Letting the skeletons out
I have come to this album late because I could not face listening to it last year when it came out. I have a daughter, born one year before Cave's twins were. One of those twins, Arthur, fell to his death after stumbling over a cliff. Because I cannot conceive what it must be like to lose a child, I avoided the album.
Until now that is, almost six months later. I was inspired to watch it after watching "One more time with Feeling", the documentary that was made about Cave and the Bad Seeds.
This is a gorgeous album. The lushness and beauty are in stark contrast to the terrible death of Cave's son. Written prior to Arthur's death, as a premonition perhaps, one cannot fail to be moved by the words and emotion, which now seem so prescient.
Skeleton Tree reminds me of another album that documented how tragedy fell from the sky.
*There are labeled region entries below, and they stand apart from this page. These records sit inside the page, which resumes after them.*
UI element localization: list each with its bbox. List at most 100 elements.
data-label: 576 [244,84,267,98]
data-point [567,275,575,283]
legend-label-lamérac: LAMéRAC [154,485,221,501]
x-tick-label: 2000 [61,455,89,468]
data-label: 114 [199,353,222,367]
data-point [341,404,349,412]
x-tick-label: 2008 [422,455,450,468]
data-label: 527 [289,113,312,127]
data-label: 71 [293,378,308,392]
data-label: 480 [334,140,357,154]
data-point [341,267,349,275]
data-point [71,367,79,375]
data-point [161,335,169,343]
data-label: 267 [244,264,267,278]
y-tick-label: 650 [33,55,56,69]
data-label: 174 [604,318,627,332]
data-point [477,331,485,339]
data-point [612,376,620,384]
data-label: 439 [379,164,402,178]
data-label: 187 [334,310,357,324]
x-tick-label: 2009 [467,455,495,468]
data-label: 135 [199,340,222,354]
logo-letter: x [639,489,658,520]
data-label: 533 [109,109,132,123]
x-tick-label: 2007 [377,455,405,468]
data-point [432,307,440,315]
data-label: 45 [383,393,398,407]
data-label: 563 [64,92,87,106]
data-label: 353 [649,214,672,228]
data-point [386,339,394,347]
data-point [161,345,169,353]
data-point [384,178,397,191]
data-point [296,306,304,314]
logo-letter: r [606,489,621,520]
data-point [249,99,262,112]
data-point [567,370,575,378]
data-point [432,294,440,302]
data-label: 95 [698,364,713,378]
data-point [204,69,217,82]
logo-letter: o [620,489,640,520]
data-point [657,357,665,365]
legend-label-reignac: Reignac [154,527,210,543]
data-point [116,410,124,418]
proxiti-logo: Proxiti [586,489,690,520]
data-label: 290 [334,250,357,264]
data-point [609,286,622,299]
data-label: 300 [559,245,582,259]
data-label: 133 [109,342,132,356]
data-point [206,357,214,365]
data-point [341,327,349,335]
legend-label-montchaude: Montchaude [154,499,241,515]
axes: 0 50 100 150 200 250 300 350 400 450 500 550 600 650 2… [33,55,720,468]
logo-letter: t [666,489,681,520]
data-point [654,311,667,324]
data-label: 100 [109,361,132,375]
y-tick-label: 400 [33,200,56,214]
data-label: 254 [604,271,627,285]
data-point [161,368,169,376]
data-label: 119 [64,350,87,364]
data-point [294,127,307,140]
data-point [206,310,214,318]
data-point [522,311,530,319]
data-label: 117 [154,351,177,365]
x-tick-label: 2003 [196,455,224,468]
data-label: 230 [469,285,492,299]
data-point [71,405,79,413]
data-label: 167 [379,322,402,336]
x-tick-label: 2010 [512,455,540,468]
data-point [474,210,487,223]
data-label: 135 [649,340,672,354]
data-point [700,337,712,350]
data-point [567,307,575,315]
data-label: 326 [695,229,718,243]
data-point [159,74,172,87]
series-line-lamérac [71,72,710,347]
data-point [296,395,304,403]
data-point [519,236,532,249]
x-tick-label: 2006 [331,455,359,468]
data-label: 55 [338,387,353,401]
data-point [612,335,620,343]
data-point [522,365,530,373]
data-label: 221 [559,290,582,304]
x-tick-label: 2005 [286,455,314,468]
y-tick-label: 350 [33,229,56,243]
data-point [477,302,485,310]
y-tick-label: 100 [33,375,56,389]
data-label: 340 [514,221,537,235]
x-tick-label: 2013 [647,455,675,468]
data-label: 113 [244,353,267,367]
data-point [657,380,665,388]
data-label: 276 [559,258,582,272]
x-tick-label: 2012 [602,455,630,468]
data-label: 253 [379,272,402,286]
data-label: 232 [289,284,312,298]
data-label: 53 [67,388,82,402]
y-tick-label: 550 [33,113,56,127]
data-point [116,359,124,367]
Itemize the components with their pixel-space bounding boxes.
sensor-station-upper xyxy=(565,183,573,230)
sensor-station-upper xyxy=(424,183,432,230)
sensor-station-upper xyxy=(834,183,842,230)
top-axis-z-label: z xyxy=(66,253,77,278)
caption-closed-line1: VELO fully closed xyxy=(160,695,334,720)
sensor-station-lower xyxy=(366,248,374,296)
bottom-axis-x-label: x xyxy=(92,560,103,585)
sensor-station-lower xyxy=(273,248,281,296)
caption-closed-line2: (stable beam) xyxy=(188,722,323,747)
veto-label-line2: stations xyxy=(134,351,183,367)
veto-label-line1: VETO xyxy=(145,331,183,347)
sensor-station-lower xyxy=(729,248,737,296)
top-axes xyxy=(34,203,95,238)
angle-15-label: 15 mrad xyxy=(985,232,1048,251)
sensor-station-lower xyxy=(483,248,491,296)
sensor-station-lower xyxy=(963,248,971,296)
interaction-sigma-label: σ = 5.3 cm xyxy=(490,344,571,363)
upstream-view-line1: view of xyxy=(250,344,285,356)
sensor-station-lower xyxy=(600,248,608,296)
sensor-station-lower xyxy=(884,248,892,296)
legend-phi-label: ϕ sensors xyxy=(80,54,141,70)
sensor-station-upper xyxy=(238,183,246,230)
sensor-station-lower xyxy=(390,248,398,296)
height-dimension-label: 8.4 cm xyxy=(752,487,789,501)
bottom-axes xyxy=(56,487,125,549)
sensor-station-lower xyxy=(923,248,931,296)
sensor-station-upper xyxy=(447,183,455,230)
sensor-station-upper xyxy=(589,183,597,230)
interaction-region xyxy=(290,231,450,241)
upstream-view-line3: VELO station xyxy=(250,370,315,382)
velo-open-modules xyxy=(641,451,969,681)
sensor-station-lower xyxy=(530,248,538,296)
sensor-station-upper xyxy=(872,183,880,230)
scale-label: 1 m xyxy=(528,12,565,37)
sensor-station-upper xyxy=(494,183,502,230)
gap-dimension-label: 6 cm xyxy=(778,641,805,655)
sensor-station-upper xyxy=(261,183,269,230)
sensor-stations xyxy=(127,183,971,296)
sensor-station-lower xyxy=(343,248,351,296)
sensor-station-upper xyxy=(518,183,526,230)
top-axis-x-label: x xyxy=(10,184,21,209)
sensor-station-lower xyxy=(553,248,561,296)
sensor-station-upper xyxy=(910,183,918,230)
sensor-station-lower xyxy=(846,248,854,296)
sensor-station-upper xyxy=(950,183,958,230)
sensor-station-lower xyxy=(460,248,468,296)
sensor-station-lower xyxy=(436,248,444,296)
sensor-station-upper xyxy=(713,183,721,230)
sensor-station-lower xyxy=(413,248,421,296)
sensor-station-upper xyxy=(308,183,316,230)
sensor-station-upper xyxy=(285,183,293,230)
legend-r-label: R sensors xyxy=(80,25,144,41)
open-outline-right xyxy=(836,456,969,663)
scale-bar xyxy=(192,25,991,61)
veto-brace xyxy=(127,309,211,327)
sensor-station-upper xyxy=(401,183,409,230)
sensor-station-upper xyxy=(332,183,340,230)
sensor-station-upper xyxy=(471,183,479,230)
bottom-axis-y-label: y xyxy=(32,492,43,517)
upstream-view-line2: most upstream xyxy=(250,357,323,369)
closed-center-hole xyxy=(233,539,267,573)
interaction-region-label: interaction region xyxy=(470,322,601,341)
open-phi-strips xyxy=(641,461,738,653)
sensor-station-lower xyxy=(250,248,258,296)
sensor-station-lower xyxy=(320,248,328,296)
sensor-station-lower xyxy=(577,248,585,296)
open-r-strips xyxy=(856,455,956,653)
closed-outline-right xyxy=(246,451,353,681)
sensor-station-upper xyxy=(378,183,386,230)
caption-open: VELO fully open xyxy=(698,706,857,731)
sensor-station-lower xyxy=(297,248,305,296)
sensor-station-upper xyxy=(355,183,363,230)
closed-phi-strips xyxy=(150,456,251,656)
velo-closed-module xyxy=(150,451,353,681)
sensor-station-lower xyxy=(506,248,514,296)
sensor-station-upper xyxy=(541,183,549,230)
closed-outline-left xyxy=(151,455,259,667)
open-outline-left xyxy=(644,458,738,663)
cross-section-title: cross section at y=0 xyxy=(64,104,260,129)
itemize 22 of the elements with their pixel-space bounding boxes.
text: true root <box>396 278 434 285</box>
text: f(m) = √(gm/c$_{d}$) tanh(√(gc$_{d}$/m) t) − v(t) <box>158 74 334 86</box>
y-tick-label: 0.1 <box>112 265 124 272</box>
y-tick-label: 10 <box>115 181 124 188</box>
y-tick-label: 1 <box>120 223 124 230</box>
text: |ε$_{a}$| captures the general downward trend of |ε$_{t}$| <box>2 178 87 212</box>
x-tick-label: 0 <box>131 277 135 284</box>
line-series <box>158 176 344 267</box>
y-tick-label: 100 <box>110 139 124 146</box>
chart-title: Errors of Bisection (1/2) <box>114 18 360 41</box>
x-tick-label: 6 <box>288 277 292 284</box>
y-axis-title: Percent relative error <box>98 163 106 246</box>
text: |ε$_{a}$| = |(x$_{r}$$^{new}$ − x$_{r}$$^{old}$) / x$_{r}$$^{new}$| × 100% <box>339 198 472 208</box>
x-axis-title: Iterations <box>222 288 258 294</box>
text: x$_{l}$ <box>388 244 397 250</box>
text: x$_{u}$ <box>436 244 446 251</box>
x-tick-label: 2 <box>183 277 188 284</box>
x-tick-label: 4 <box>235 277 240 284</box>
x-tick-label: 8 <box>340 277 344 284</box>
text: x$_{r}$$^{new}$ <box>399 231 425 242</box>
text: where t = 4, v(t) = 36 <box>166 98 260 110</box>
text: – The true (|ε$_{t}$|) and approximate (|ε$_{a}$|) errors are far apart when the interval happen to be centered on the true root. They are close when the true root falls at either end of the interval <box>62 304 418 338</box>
The title song of Cave's album immediately made me think of the single, "Empty Sky" from Bruce Springsteen's album, "The Rising". In Cave's song, "Distant Sky" he sings, "Soon the children will be rising/will be rising/this is not for our eyes".
Springsteen wrote his album after hijackers rained death from the sky, onto the streets of New York and Washington on 9/11. The songs on both these albums are heavy with mortality and loss and are preoccupied with the sky as a source of tragedy. The sky is everywhere on Cave's album, it's in the lyrics and it is in the spaces between the vocals and the instruments.
Despite the fact that they both deal with immense tragedies, neither of these albums are depressing. None of Cave's songs are as upbeat as "Waitin' on a Sunny Day" and he never takes us to "Mary's Place" to have a party. Springsteen cannot help but approach the horror of the tragedy that was 9/11 with American optimism. Cave on the other hand invokes hope and redemption but his songs nudge you in that direction in a more reserved, antipodean way.